Toepasselijke bepalingen - alleen die welke van toepassing zijn op de burgerluchtvaart: de artikelen 1 tot en met 16.

Nr. 2000/79

Richtlijn 2000/79/EG van de Raad van 27 november 2000 inzake de inwerkingstelling van de Europese overeenkomst betreffende de organisatie van de arbeidstijd van mobiel personeel in de burgerluchtvaart, gesloten door de Association of European Airlines (AEA), de European Transport Workers Association (ETF), de European Cockpit Association (ECA), de European Regions Airline Association (ERA) en de International Air Carrier Association (IACA)

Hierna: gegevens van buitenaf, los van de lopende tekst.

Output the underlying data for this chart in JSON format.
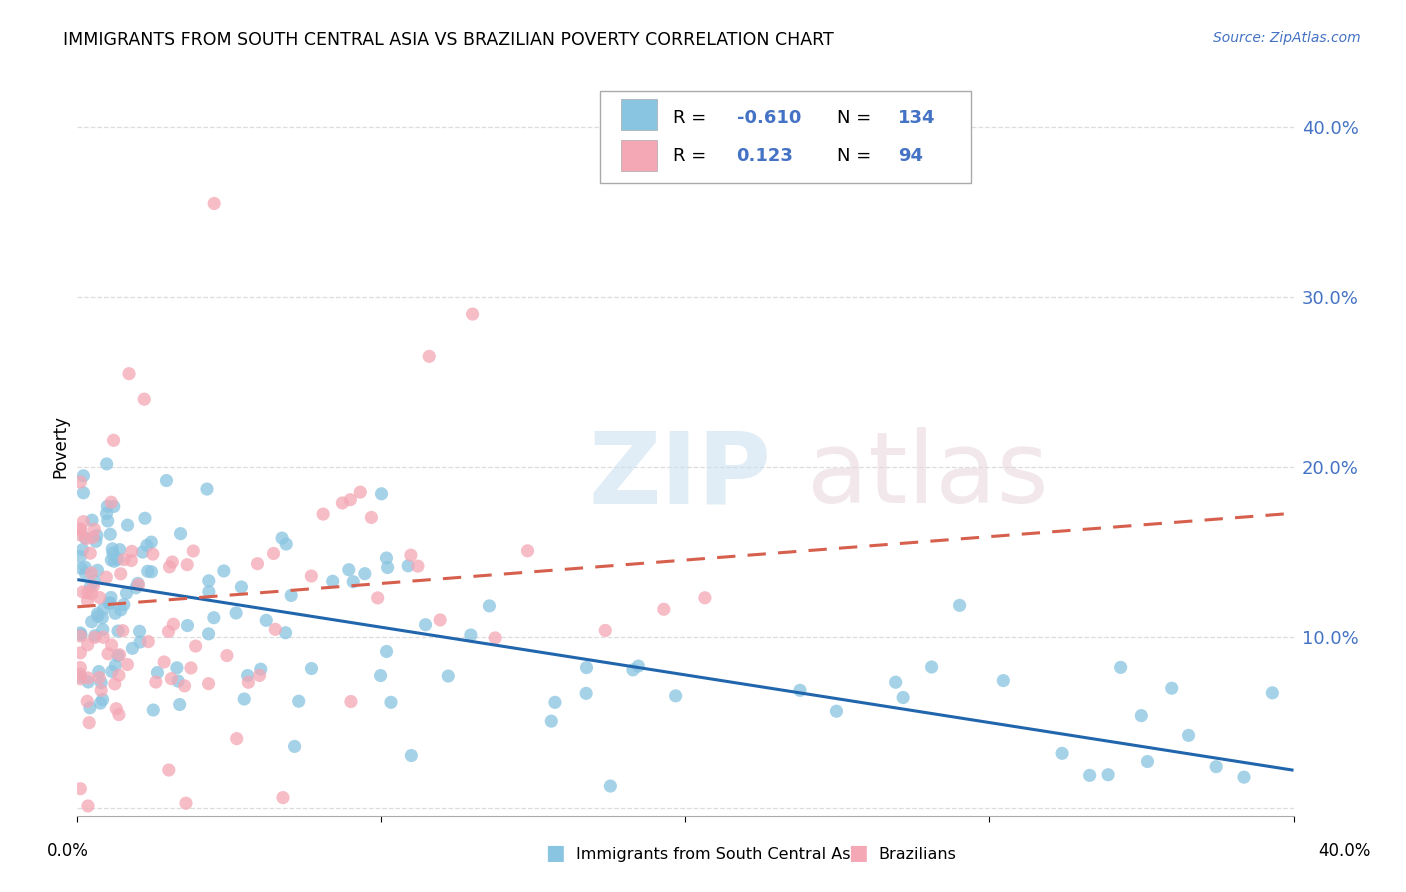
{
  "title": "IMMIGRANTS FROM SOUTH CENTRAL ASIA VS BRAZILIAN POVERTY CORRELATION CHART",
  "source": "Source: ZipAtlas.com",
  "ylabel": "Poverty",
  "y_tick_vals": [
    0.0,
    0.1,
    0.2,
    0.3,
    0.4
  ],
  "y_tick_labels": [
    "",
    "10.0%",
    "20.0%",
    "30.0%",
    "40.0%"
  ],
  "x_lim": [
    0.0,
    0.4
  ],
  "y_lim": [
    -0.005,
    0.43
  ],
  "legend1_label": "Immigrants from South Central Asia",
  "legend2_label": "Brazilians",
  "r1": "-0.610",
  "n1": "134",
  "r2": "0.123",
  "n2": "94",
  "color_blue": "#89c4e1",
  "color_blue_line": "#2166ac",
  "color_pink": "#f4a7b5",
  "color_pink_line": "#d6604d",
  "color_grid": "#dddddd",
  "color_tick_label": "#4472c4",
  "blue_line_x0": 0.0,
  "blue_line_y0": 0.134,
  "blue_line_x1": 0.4,
  "blue_line_y1": 0.022,
  "pink_line_x0": 0.0,
  "pink_line_y0": 0.118,
  "pink_line_x1": 0.4,
  "pink_line_y1": 0.173
}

Toepasselijke bepalingen: de artikelen 2 en 3 en de bijlage.

Nr. 2003/88

Richtlijn 2003/88/EG van het Europees Parlement en de Raad van 4 november 2003 betreffende een aantal aspecten van de organisatie van de arbeidstijd

Toepasselijke bepalingen - alleen die welke van toepassing zijn op de burgerluchtvaart: de artikelen 1 tot en met 20 en artikel 22 en 23.

(1)  De verwijzing naar punten in dit artikel moet worden opgevat als een verwijzing naar internationaal erkende luchthavens.
(2)

Zie: Conclusies van de Raad van 16 juni 2003, samen met de mededeling van de Commissie over het Europees nabuurschapsbeleid van 12 mei 2004, door de Raad bekrachtigd in zijn conclusies van 14 juni 2004.

(3) Bekendgemaakt in PB L 285 van 16.10.2006.
(4) De Republiek IJsland, het Koninkrijk Noorwegen, de Zwitserse Bondsstaat en het Vorstendom Liechtenstein.